La agencia de noticias Reuters informaba el pasado viernes de que han sido detenidas las evacuaciones de heridos graves a Estados Unidos procedentes del terremoto del pasado 12 de enero en Haití. El motivo es una saturación de los hospitales de Florida, según confirma el Gobernador de este Estado, Charlie Crist, quien ha pedido al Gobierno Federal que ayude a pagar los costes del tratamiento de los heridos.
Mientras se dilucida quién correrá con estos gastos, los heridos permanecen en Haití en unas condiciones deplorables, y con muy pocas posibilidades de sobrevivir. Crist aconseja que se traslade a los heridos a otros hospitales con la previa garantía de pago.

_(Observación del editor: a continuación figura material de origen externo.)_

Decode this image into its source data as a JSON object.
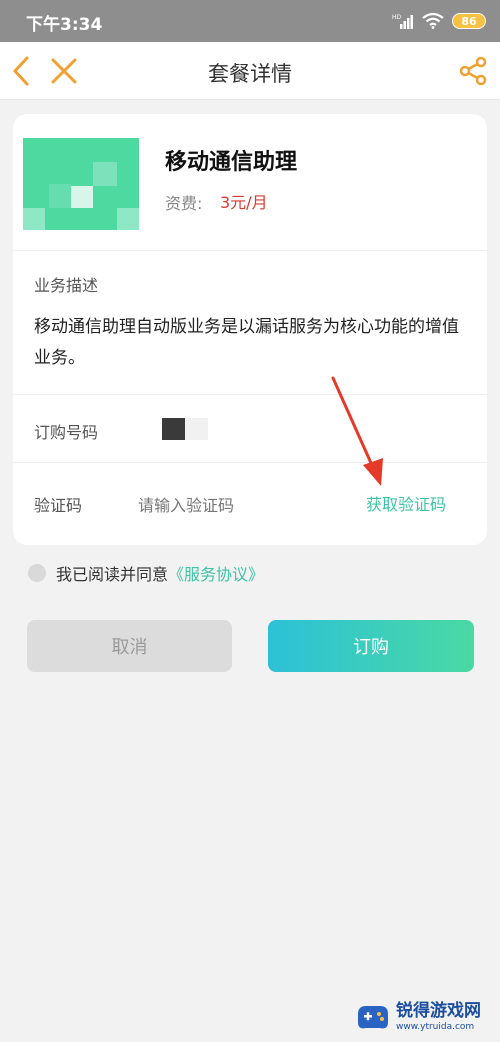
{
  "status_bar": {
    "time": "下午3:34",
    "network_badge": "HD",
    "battery": "86"
  },
  "header": {
    "title": "套餐详情",
    "back_icon": "chevron-left-icon",
    "close_icon": "close-icon",
    "share_icon": "share-icon"
  },
  "package": {
    "name": "移动通信助理",
    "fee_label": "资费:",
    "fee_value": "3元/月",
    "description_label": "业务描述",
    "description": "移动通信助理自动版业务是以漏话服务为核心功能的增值业务。"
  },
  "form": {
    "number_label": "订购号码",
    "code_label": "验证码",
    "code_placeholder": "请输入验证码",
    "get_code_label": "获取验证码"
  },
  "agreement": {
    "text": "我已阅读并同意",
    "link": "《服务协议》",
    "checked": false
  },
  "actions": {
    "cancel_label": "取消",
    "order_label": "订购"
  },
  "watermark": {
    "name": "锐得游戏网",
    "url": "www.ytruida.com"
  },
  "colors": {
    "accent": "#3ec4a4",
    "price": "#d93a2f",
    "header_icon": "#f0a030",
    "status_bar": "#8e8e8e"
  }
}
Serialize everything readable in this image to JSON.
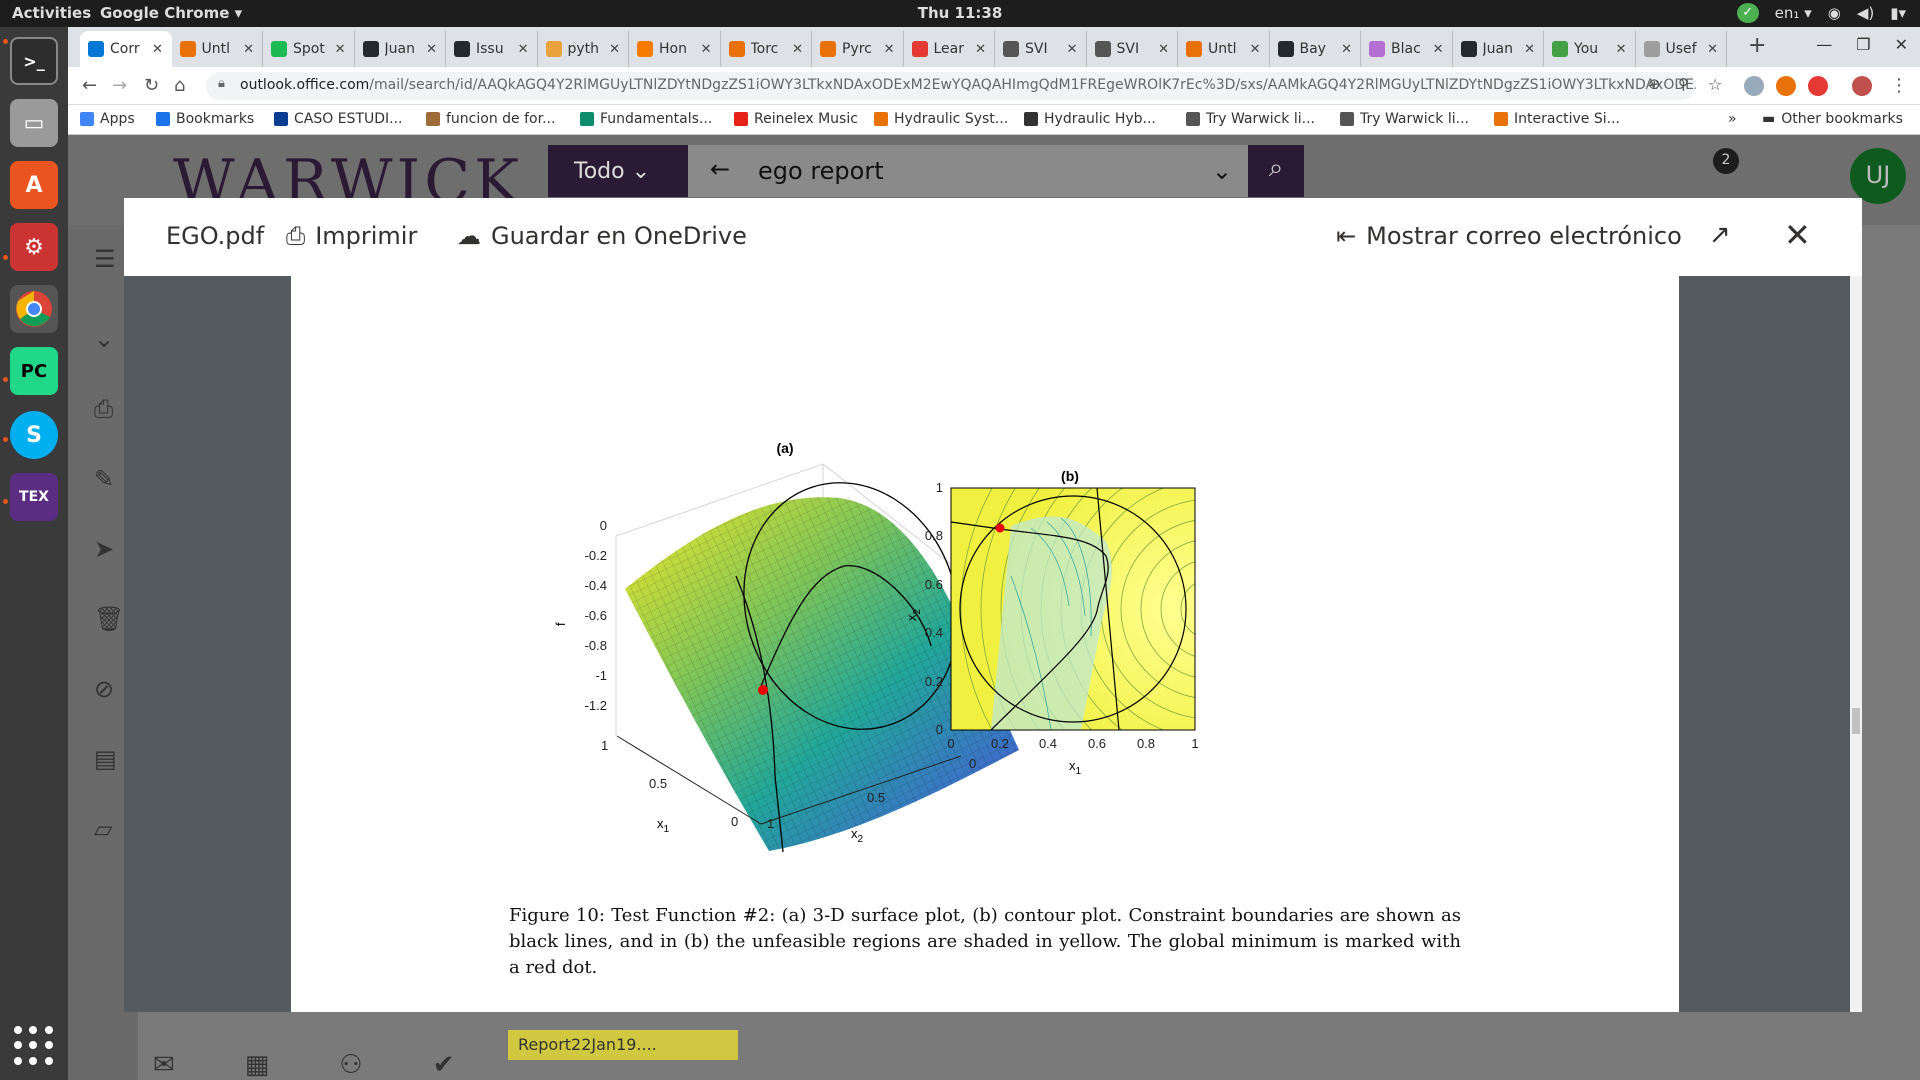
{
  "topbar": {
    "activities": "Activities",
    "app_name": "Google Chrome ▾",
    "clock": "Thu 11:38",
    "lang": "en₁ ▾",
    "check": "✓"
  },
  "browser": {
    "tabs": [
      {
        "title": "Corr",
        "color": "#0078d4"
      },
      {
        "title": "Untl",
        "color": "#e8710a"
      },
      {
        "title": "Spot",
        "color": "#1db954"
      },
      {
        "title": "Juan",
        "color": "#24292e"
      },
      {
        "title": "Issu",
        "color": "#24292e"
      },
      {
        "title": "pyth",
        "color": "#e8a33d"
      },
      {
        "title": "Hon",
        "color": "#f57c00"
      },
      {
        "title": "Torc",
        "color": "#e8710a"
      },
      {
        "title": "Pyrc",
        "color": "#e8710a"
      },
      {
        "title": "Lear",
        "color": "#e53935"
      },
      {
        "title": "SVI",
        "color": "#555"
      },
      {
        "title": "SVI",
        "color": "#555"
      },
      {
        "title": "Untl",
        "color": "#e8710a"
      },
      {
        "title": "Bay",
        "color": "#24292e"
      },
      {
        "title": "Blac",
        "color": "#b56ed1"
      },
      {
        "title": "Juan",
        "color": "#24292e"
      },
      {
        "title": "You",
        "color": "#43a047"
      },
      {
        "title": "Usef",
        "color": "#9e9e9e"
      }
    ],
    "url_host": "outlook.office.com",
    "url_path": "/mail/search/id/AAQkAGQ4Y2RlMGUyLTNlZDYtNDgzZS1iOWY3LTkxNDAxODExM2EwYQAQAHImgQdM1FREgeWROlK7rEc%3D/sxs/AAMkAGQ4Y2RlMGUyLTNlZDYtNDgzZS1iOWY3LTkxNDAxODExM...",
    "bookmarks": [
      {
        "label": "Apps",
        "color": "#4285f4"
      },
      {
        "label": "Bookmarks",
        "color": "#1a73e8"
      },
      {
        "label": "CASO ESTUDI...",
        "color": "#0b3d91"
      },
      {
        "label": "funcion de for...",
        "color": "#9e6b3a"
      },
      {
        "label": "Fundamentals...",
        "color": "#0c8c6c"
      },
      {
        "label": "Reinelex Music",
        "color": "#e62117"
      },
      {
        "label": "Hydraulic Syst...",
        "color": "#e8710a"
      },
      {
        "label": "Hydraulic Hyb...",
        "color": "#333"
      },
      {
        "label": "Try Warwick li...",
        "color": "#555"
      },
      {
        "label": "Try Warwick li...",
        "color": "#555"
      },
      {
        "label": "Interactive Si...",
        "color": "#e8710a"
      }
    ],
    "bookmarks_more": "»",
    "other_bookmarks": "Other bookmarks"
  },
  "owa": {
    "logo": "WARWICK",
    "scope": "Todo",
    "search_query": "ego report",
    "notif_count": "2",
    "avatar_initials": "UJ",
    "attachment": "Report22Jan19...."
  },
  "viewer": {
    "file_name": "EGO.pdf",
    "print_label": "Imprimir",
    "save_label": "Guardar en OneDrive",
    "show_email_label": "Mostrar correo electrónico"
  },
  "figure": {
    "panel_a_title": "(a)",
    "panel_b_title": "(b)",
    "a_zlabel": "f",
    "a_zticks": [
      "0",
      "-0.2",
      "-0.4",
      "-0.6",
      "-0.8",
      "-1",
      "-1.2"
    ],
    "a_x1label": "x",
    "a_x1sub": "1",
    "a_x1ticks": [
      "1",
      "0.5",
      "0"
    ],
    "a_x2label": "x",
    "a_x2sub": "2",
    "a_x2ticks": [
      "1",
      "0.5",
      "0"
    ],
    "b_xlabel": "x",
    "b_xsub": "1",
    "b_ylabel": "x",
    "b_ysub": "2",
    "b_xticks": [
      "0",
      "0.2",
      "0.4",
      "0.6",
      "0.8",
      "1"
    ],
    "b_yticks": [
      "0",
      "0.2",
      "0.4",
      "0.6",
      "0.8",
      "1"
    ],
    "caption": "Figure 10: Test Function #2: (a) 3-D surface plot, (b) contour plot. Constraint boundaries are shown as black lines, and in (b) the unfeasible regions are shaded in yellow. The global minimum is marked with a red dot."
  }
}
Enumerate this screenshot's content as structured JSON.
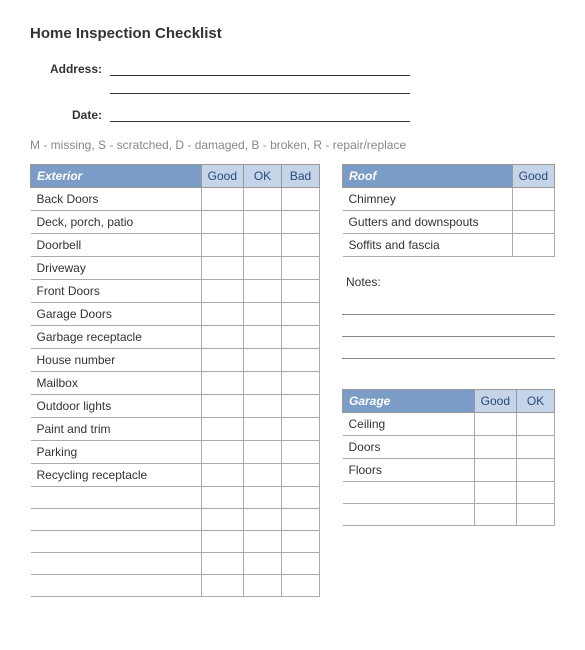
{
  "title": "Home Inspection Checklist",
  "fields": {
    "address_label": "Address:",
    "date_label": "Date:"
  },
  "legend": "M - missing,  S - scratched,  D - damaged,  B - broken,  R - repair/replace",
  "ratings": {
    "good": "Good",
    "ok": "OK",
    "bad": "Bad"
  },
  "sections": {
    "exterior": {
      "title": "Exterior",
      "items": [
        "Back Doors",
        "Deck, porch, patio",
        "Doorbell",
        "Driveway",
        "Front Doors",
        "Garage Doors",
        "Garbage receptacle",
        "House number",
        "Mailbox",
        "Outdoor lights",
        "Paint and trim",
        "Parking",
        "Recycling receptacle"
      ],
      "blank_rows": 5
    },
    "roof": {
      "title": "Roof",
      "items": [
        "Chimney",
        "Gutters and downspouts",
        "Soffits and fascia"
      ]
    },
    "garage": {
      "title": "Garage",
      "items": [
        "Ceiling",
        "Doors",
        "Floors"
      ],
      "blank_rows": 2
    }
  },
  "notes_label": "Notes:"
}
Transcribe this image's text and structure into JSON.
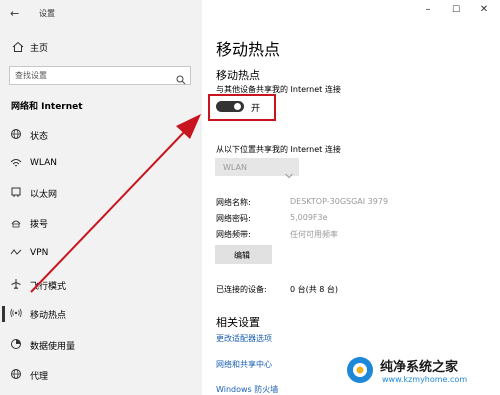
{
  "window": {
    "title": "设置",
    "controls": [
      "–",
      "☐",
      "✕"
    ]
  },
  "sidebar": {
    "home": "主页",
    "search_placeholder": "查找设置",
    "section": "网络和 Internet",
    "items": [
      {
        "label": "状态",
        "icon": "globe-icon"
      },
      {
        "label": "WLAN",
        "icon": "wifi-icon"
      },
      {
        "label": "以太网",
        "icon": "ethernet-icon"
      },
      {
        "label": "拨号",
        "icon": "dialup-icon"
      },
      {
        "label": "VPN",
        "icon": "vpn-icon"
      },
      {
        "label": "飞行模式",
        "icon": "airplane-icon"
      },
      {
        "label": "移动热点",
        "icon": "hotspot-icon",
        "active": true
      },
      {
        "label": "数据使用量",
        "icon": "data-usage-icon"
      },
      {
        "label": "代理",
        "icon": "globe-icon"
      }
    ]
  },
  "main": {
    "page_title": "移动热点",
    "section_title": "移动热点",
    "share_desc": "与其他设备共享我的 Internet 连接",
    "toggle": {
      "state": "开",
      "on": true
    },
    "share_from_label": "从以下位置共享我的 Internet 连接",
    "share_from_value": "WLAN",
    "network_name_label": "网络名称:",
    "network_name_value": "DESKTOP-30GSGAI 3979",
    "password_label": "网络密码:",
    "password_value": "5,009F3e",
    "band_label": "网络频带:",
    "band_value": "任何可用频率",
    "edit_button": "编辑",
    "connected_label": "已连接的设备:",
    "connected_value": "0 台(共 8 台)",
    "related_title": "相关设置",
    "links": [
      "更改适配器选项",
      "网络和共享中心",
      "Windows 防火墙"
    ]
  },
  "watermark": {
    "text": "纯净系统之家",
    "url": "www.kzmyhome.com"
  },
  "colors": {
    "annotation_red": "#c8141e",
    "toggle_dark": "#333333",
    "link_blue": "#1a5fb4"
  }
}
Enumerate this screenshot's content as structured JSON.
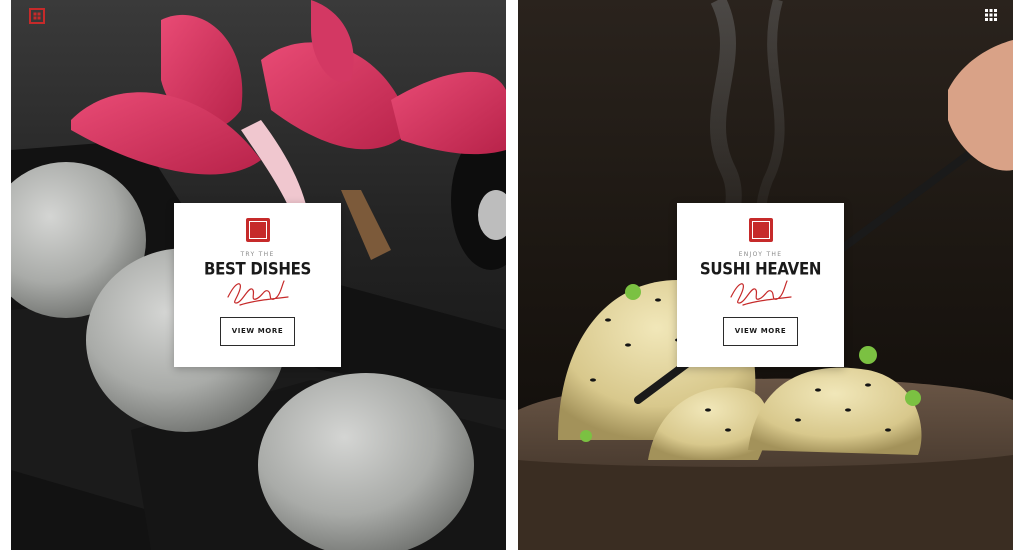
{
  "panels": [
    {
      "kicker": "TRY THE",
      "title": "BEST DISHES",
      "button_label": "VIEW MORE",
      "image_subject": "mochi-with-pink-flower",
      "menu_icon": "grid-square-icon"
    },
    {
      "kicker": "ENJOY THE",
      "title": "SUSHI HEAVEN",
      "button_label": "VIEW MORE",
      "image_subject": "steaming-dumplings-with-chopsticks",
      "menu_icon": "dots-grid-icon"
    }
  ],
  "colors": {
    "seal_red": "#c62a2a",
    "signature_red": "#c62a2a",
    "card_bg": "#ffffff",
    "flower_pink": "#e0416a"
  }
}
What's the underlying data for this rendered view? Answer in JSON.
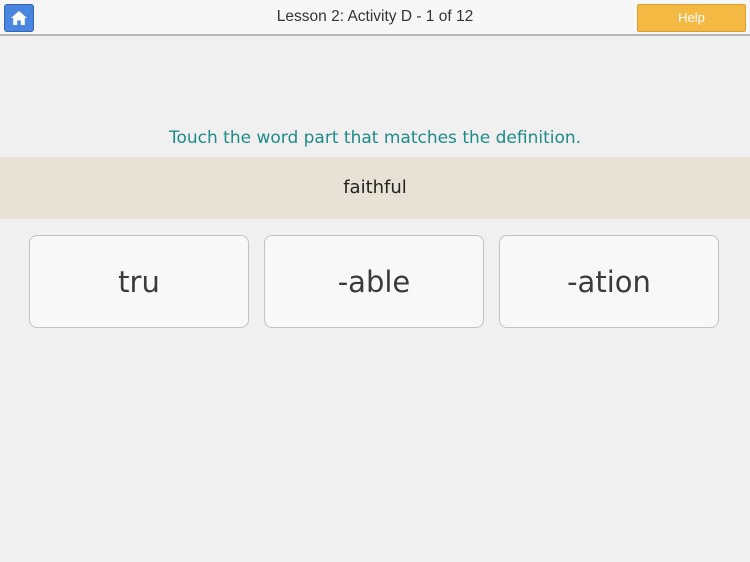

A priori, desde la distancia, todo parece muy fácil. Se fletan aviones, se ingresa a los heridos en un centro hospitalario, los mejores médicos se entregan al servicio humanitario de operar, curar, mantener con vida a los damnificados. El centro también se encarga de que los heridos hospitalizados permanezcan en las clínicas el tiempo necesario, hasta que superen la gravedad. Todo parece correcto y sencillo, pero los números y la realidad de los negocios imponen una revisión urgente de esta situación.
Como no se trata de hacer reivindicaciones bucólicas e imposibles, ni tampoco de sentarse mientras miles de seres humanos mueren, deberíamos movilizarnos para crear un organismo internacional para crisis medioambientales. Son varios los grandes cataclismos acontecidos en los últimos tiempos. Así, el seísmo de escala 7,9 que se produjo el 26 de enero de 2001 en el estado de Gujarat, en la India, con más de 15.000 muertes. Tres años más tarde, en diciembre de 2004, devastadores tsunamis causaron más de 300.000 víctimas en Sumatra. Un año después, en octubre de 2005, Cachemira padeció un sismo que arrojó la cifra de 80.000 muertos. En mayo del año 2007 la isla de Java, en Indonesia, padeció otro terremoto, con 4.000 fallecidos. La última tragedia de Haiti lleva contabilizados más de 170.000 cuerpos, y se prevé que los muertos ascenderán a 200.000. Los heridos son ya más de 225.000.
Más de 600.000 fallecidos y cuantiosas pérdidas materiales han movilizado la sensibilidad y colaboración de millones de personas, de ONGs, de filántropos de todo el mundo. Presumo que muchas de estas recaudaciones no han llegado a los damnificados, y que se han perdido en despachos e intereses políticos. Además de todo esto los bancos cobran cifras astronómicas por las transferencias que se remiten desde los diferentes países. Algunos acaban viendo en estas desgracias un ventajoso negocio. El más lamentable es el tráfico de niños, el robo y el saqueo. La miseria humana y la generosidad se mezclan con el olor de los cadáveres.
Nadie debería encargarse de la solidaridad. Esta gestión tendría que correr a cargo del Banco Mundial, o de un organismo de nueva creación que gestionara ordenadamente la ayuda humanitaria y evitara la expoliación y la degradación de los más necesitados. Un tanto por ciento de los beneficios bancarios debería apoyar a los dañados por los ataques de la naturaleza. Porque posiblemente, como muchos científicos sostienen, nuestra evolución influye en el clima, y por tanto en las catástrofes que se producen cíclicamente.
El agradecimiento por todos los movimientos sociales que se están realizando a favor de esta última desgracia. Espero que la siguiente catástrofe medioambiental nos encuentre muy preparados a nivel mundial, y que los heridos no se queden esperando mientras se decide quién paga los honorarios médicos.